Projekt "Freund statt Fremd"


Asylantenkinder eine Zeit lang zu begleiten, Ihnen Halt zu geben und zu helfen, sich in einem fremden Land zurechtzufinden, das ist das Ziel eines Projektseminars aus dem Fachbereich Religion mit dem Namen „Freund statt Fremd".
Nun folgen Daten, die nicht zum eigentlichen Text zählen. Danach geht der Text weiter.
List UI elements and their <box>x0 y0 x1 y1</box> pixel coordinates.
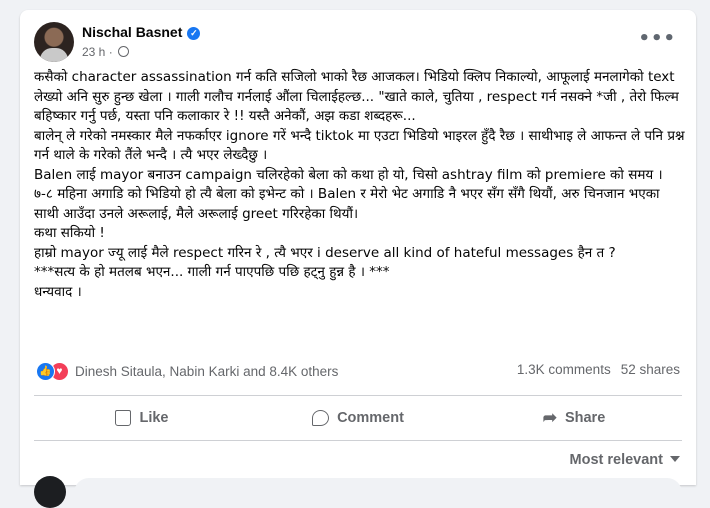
divider <box>34 395 682 396</box>
author-name[interactable]: Nischal Basnet <box>82 24 182 40</box>
more-options-icon[interactable]: ••• <box>638 28 676 49</box>
shares-count[interactable]: 52 shares <box>621 362 680 377</box>
post-paragraph: धन्यवाद । <box>34 283 82 300</box>
post-paragraph: कथा सकियो ! <box>34 225 105 241</box>
share-button[interactable]: ➦ Share <box>466 398 682 438</box>
share-label: Share <box>564 410 606 426</box>
post-time[interactable]: 23 h <box>82 45 105 59</box>
caret-down-icon <box>670 456 680 462</box>
post-paragraph: बालेन् ले गरेको नमस्कार मैले नफर्काएर ig… <box>34 127 685 164</box>
author-avatar[interactable] <box>34 22 74 62</box>
comment-sort-dropdown[interactable]: Most relevant <box>570 452 680 468</box>
post-paragraph: Balen लाई mayor बनाउन campaign चलिरहेको … <box>34 166 663 183</box>
comment-label: Comment <box>337 410 404 426</box>
like-reaction-icon: 👍 <box>36 362 55 381</box>
thumbs-up-icon <box>115 410 132 426</box>
post-paragraph: कसैको character assassination गर्न कति स… <box>34 69 679 124</box>
divider <box>34 440 682 441</box>
verified-badge-icon: ✓ <box>187 27 201 40</box>
post-text: कसैको character assassination गर्न कति स… <box>34 68 686 302</box>
action-bar: Like Comment ➦ Share <box>34 398 682 438</box>
author-row: Nischal Basnet ✓ <box>82 24 201 40</box>
sort-label: Most relevant <box>569 452 663 468</box>
post-paragraph: ***सत्य के हो मतलब भएन... गाली गर्न पाएप… <box>34 264 390 280</box>
comment-bubble-icon <box>312 410 330 426</box>
reaction-names[interactable]: Dinesh Sitaula, Nabin Karki and 8.4K oth… <box>75 364 338 379</box>
comment-button[interactable]: Comment <box>250 398 466 438</box>
post-meta: 23 h · <box>82 45 130 59</box>
reactions-summary[interactable]: 👍 ♥ Dinesh Sitaula, Nabin Karki and 8.4K… <box>36 362 338 381</box>
like-label: Like <box>139 410 169 426</box>
post-paragraph: ७-८ महिना अगाडि को भिडियो हो त्यै बेला क… <box>34 186 660 222</box>
post-paragraph: हाम्रो mayor ज्यू लाई मैले respect गरिन … <box>34 244 616 261</box>
comment-input[interactable] <box>74 478 682 508</box>
commenter-avatar[interactable] <box>34 476 66 508</box>
share-arrow-icon: ➦ <box>542 408 557 427</box>
post-card: Nischal Basnet ✓ 23 h · ••• कसैको charact… <box>20 10 696 508</box>
like-button[interactable]: Like <box>34 398 250 438</box>
comments-count[interactable]: 1.3K comments <box>517 362 611 377</box>
engagement-counts: 1.3K comments 52 shares <box>517 362 680 377</box>
globe-icon <box>118 46 130 57</box>
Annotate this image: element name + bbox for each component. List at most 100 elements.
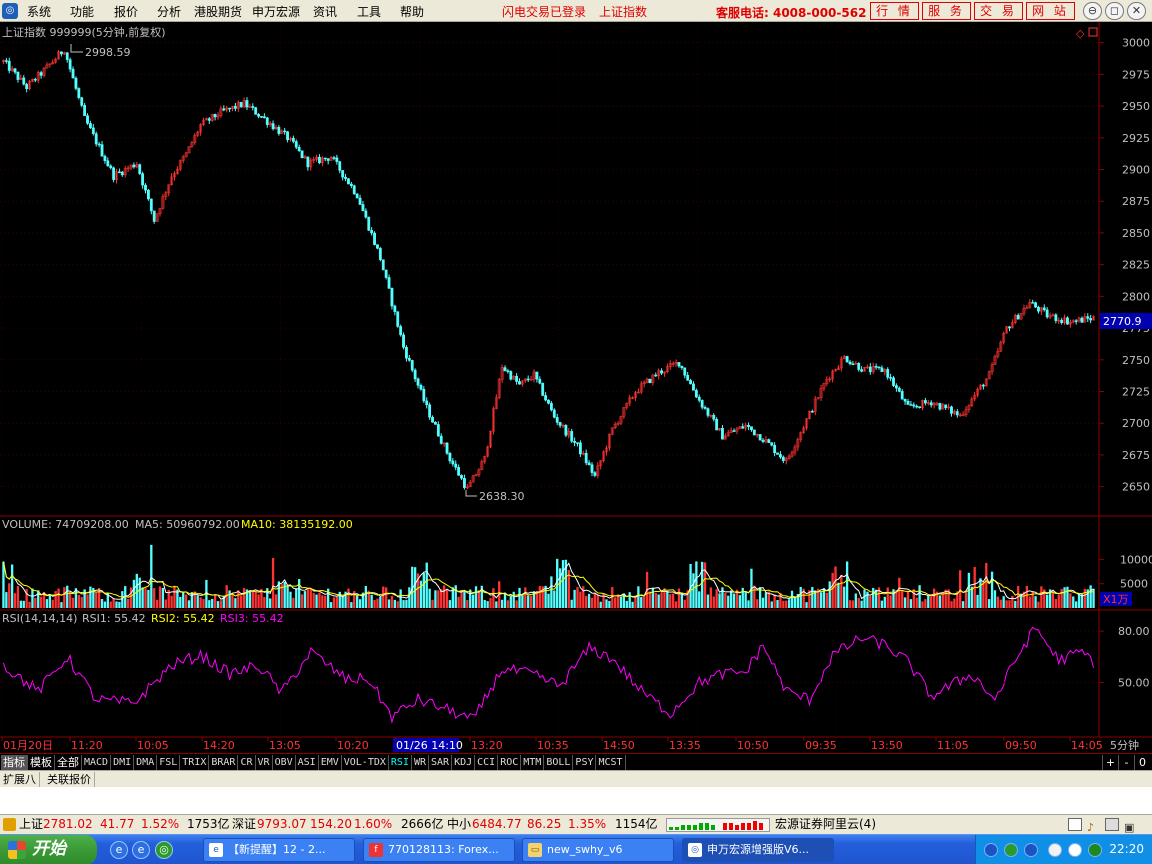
zoom-in-button[interactable]: + bbox=[1102, 755, 1118, 770]
app-logo-icon[interactable]: ◎ bbox=[2, 3, 18, 19]
menu-analysis[interactable]: 分析 bbox=[157, 3, 181, 20]
indicator-tab-kdj[interactable]: KDJ bbox=[452, 755, 476, 770]
volume-bar bbox=[953, 598, 956, 608]
settings-icon[interactable] bbox=[1105, 818, 1119, 831]
website-button[interactable]: 网 站 bbox=[1026, 2, 1075, 20]
ext-tab-8[interactable]: 扩展八 bbox=[0, 772, 40, 787]
candle-body bbox=[120, 171, 124, 176]
menu-quote[interactable]: 报价 bbox=[114, 3, 138, 20]
indicator-tab-rsi[interactable]: RSI bbox=[389, 755, 412, 770]
volume-bar bbox=[979, 578, 982, 608]
indicator-tab-brar[interactable]: BRAR bbox=[209, 755, 239, 770]
indicator-tab-模板[interactable]: 模板 bbox=[28, 755, 55, 770]
candle-body bbox=[326, 158, 330, 161]
indicator-tab-fsl[interactable]: FSL bbox=[157, 755, 181, 770]
volume-bar bbox=[2, 561, 5, 608]
taskbar-btn-reminder[interactable]: e 【新提醒】12 - 2... bbox=[203, 838, 355, 862]
volume-bar bbox=[242, 588, 246, 608]
trade-button[interactable]: 交 易 bbox=[974, 2, 1023, 20]
indicator-tab-vol-tdx[interactable]: VOL-TDX bbox=[342, 755, 389, 770]
volume-bar bbox=[712, 596, 715, 608]
volume-bar bbox=[153, 588, 156, 608]
volume-bar bbox=[848, 600, 852, 608]
indicator-tab-obv[interactable]: OBV bbox=[273, 755, 296, 770]
tray-arrow-icon[interactable] bbox=[1048, 843, 1062, 857]
volume-bar bbox=[785, 600, 788, 608]
volume-bar bbox=[840, 574, 843, 608]
menu-function[interactable]: 功能 bbox=[70, 3, 94, 20]
volume-bar bbox=[1069, 593, 1072, 608]
price-tick-label: 3000 bbox=[1122, 37, 1150, 50]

Wenn Schülerinnen und Schüler der Oberstufe sich bereit erklären, allwöchentlich nach einem langen Schultag noch das Asylcafe aufzusuchen, dann gehört dazu eine gehörige Portion Motivation und die Bereitschaft, sich zu engagieren. Auf die Frage, warum sie sich ausgerechnet dieses Seminar ausgesucht haben, geben die Jugendlichen folgende Beweggründe an:
„Die Menschen, die hier nach einem langen Weg endlich in Deutschland ankommen, sehen sich mit einer völlig neuen Umgebung, mit einer fremden Kultur, manchen Vorurteilen und vielen Behördengängen konfrontiert. Daher finden wir es wichtig, den Menschen ein Gefühl von Schutz und ein Stück weit Geborgenheit geben zu können, um ihnen zu zeigen, dass sie hier willkommen sind. Viele von ihnen haben in ihrer Heimat schreckliche Dinge gesehen und erlebt. Indem wir Asylanten kennenlernen und ihre Geschichten und Erfahrungen wahrnehmen, wollen wir über unseren Tellerrand hinausblicken und die Hintergründe verstehen lernen, die Menschen zwingen ihre Heimat zu verlassen. Jeden Montagnachmittag gehen wir in das Asylcafe, das sich im Awo-Gebäude in der Kasernstraße 7 befindet. Es ist für alle Bürger und Asylantenfamilien offen. Wir versuchen uns dort einzubringen, wo wir gebraucht werden. Wir lesen den Kindern vor, helfen bei den Hausaufgaben, spielen, basteln oder hören einfach nur zu. Die Kinder und auch die Erwachsenen sind sehr offen und freundlich. Es wird viel gelacht und die Atmosphäre ist angenehm. Wir machen tolle neue Erfahrungen, bekommen Einblick in andere Kulturen und lernen neue Freunde kenne. Doch vor allem die Dankbarkeit, die man von den Menschen erfährt und das Gefühl helfen zu können, zeigt uns, dass es sich lohnt, sich für Flüchtlinge einzusetzen".